Per ridurre il rischio connesso alla presenza di alberature la parola è una sola: rinnovamento

A Firenze crolla un tiglio su un pullman di turisti e si riaccende il dibattito sulla presenza di grandi alberi in città. Riportiamo un commento del Prof. Francesco Ferrini, accademico georgofilo, ordinario di Arboricoltura e Preside della Facoltà di Agraria di Firenze, il quale è da anni in prima linea sulla questione.

di Francesco Ferrini
  • 23 May 2018
I benefici forniti dagli alberi sono noti ed essi sono largamente superiori ai rischi connessi alla loro presenza.
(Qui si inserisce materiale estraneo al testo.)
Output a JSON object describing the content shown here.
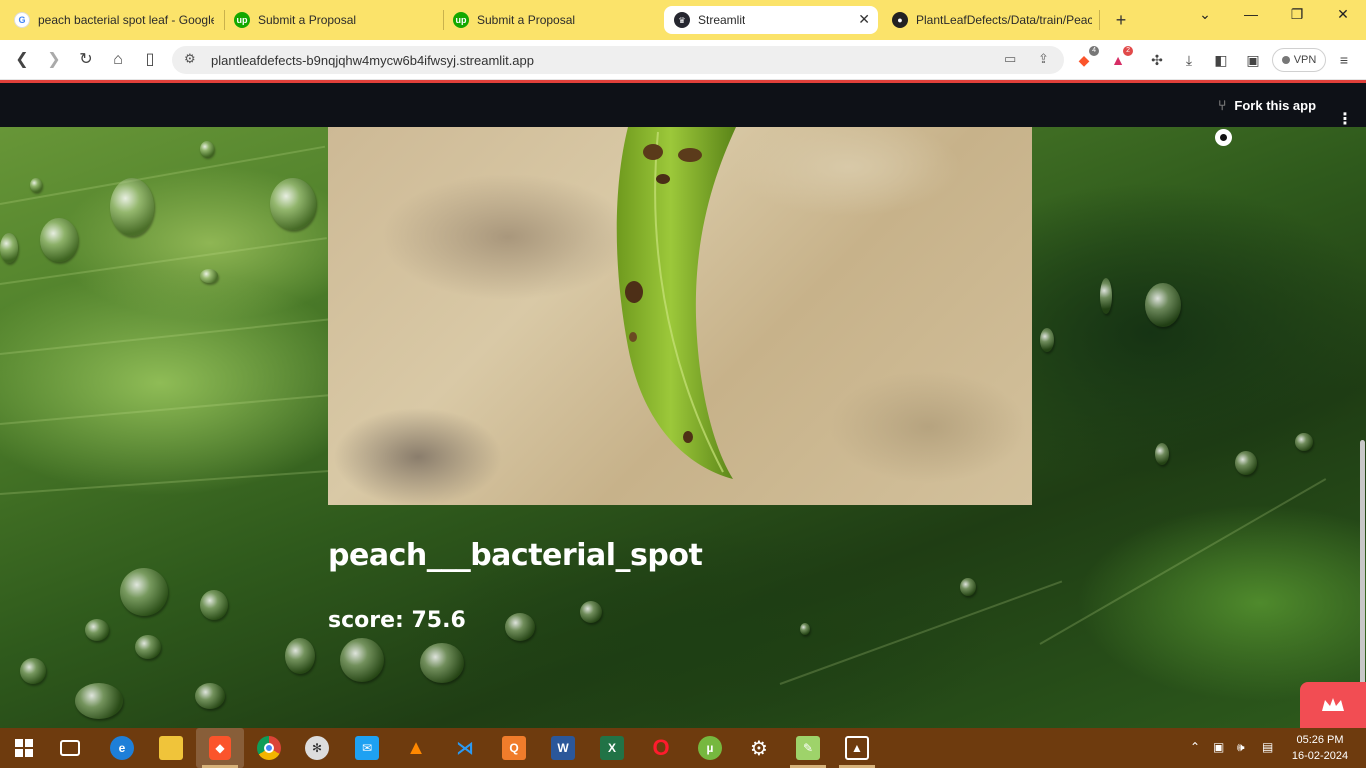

Quest’ultima, tuttavia, è imprescindibile dal mantenimento (o, se possibile, dal miglioramento) di condizioni minime di vivibilità dei nostri ambienti urbani per fare in modo che i suddetti rischi siano quanto minori possibile.
Dobbiamo essere consci che il patrimonio arboreo delle nostre città, caratterizzato da piante messe a dimora in epoche passate (alcuni impianti risalgono addirittura al 1800, la maggior parte all’epoca fascista o post-bellica) pone un problema gestionale inderogabile.
Le nostre amministrazioni sono prese tra più fuochi: 1) la necessità di minimizzare il rischio e garantire la sicurezza della fruizione; 2) la congiuntura economica sfavorevole che ha determinato tagli non più compatibili con una gestione minima del patrimonio arboreo; 3) la pressione dei cittadini che, sulla base di non si sa bene quali conoscenze, pretendono che gli alberi siano gestiti come “vogliono loro” e non come dovrebbero; 4) la pressione di un estremismo ambientalista, spesso miope e non disponibile al dialogo, che in alcune sue componenti ha preso una strada senza uscita, che non aiuta a migliorare l’ambiente, ma rappresenta ormai un problema aggiuntivo; 5) la necessità di programmare la scelta del materiale vegetale non su “la città come è”, ma sulla “città come sarà”.
Purtroppo, si è molto litigato e poco dialogato perché si è creato un solco incolmabile fra coloro che con gli alberi ci lavorano e li conoscono e coloro che invece si ostinano a non voler ascoltare il parere dei primi.
Eppure dovrebbe essere ben chiara la differenza fra albero senescente e albero monumentale che, invece, sfugge a molti, ma è essenziale nella definizione delle strategie d’intervento. Si deve abbattere e rinnovare un albero giunto nella fase di senescenza, si deve far tutto per preservare un albero monumentale e di interesse storico e paesaggistico.
Si può suggerire una soluzione gestionale che preveda un rinnovo graduale di alberature senescenti, garantendo la continuità visiva del viale alberato nel corso del tempo. Iniziare a sostituire oggi gli alberi in condizioni più critiche, proseguendo in modo progressivo, permetterà di garantire al tempo stesso condizioni di maggiore sicurezza assieme alla presenza stabile di un viale alberato. È, perciò, ragionevole provvedere alla sostituzione in un arco di tempo non superiore a 15-20 anni di quegli alberi che evidenziano, a un’analisi visiva e strumentale, problematiche rilevanti, in modo da rimpiazzare annualmente dal 3 al 5% degli alberi considerati. Questo dovrebbe essere programmato in accordo con i vivaisti in modo che essi possano pianificare la produzione e fornire piante già pronte e di dimensioni progressivamente maggiori in modo da garantire una certa uniformità dimensionale degli alberi che saranno messi a dimora.
Sono convinto che anche l’indotto economico e occupazionale per il settore del verde urbano e ornamentale non sarebbe secondario.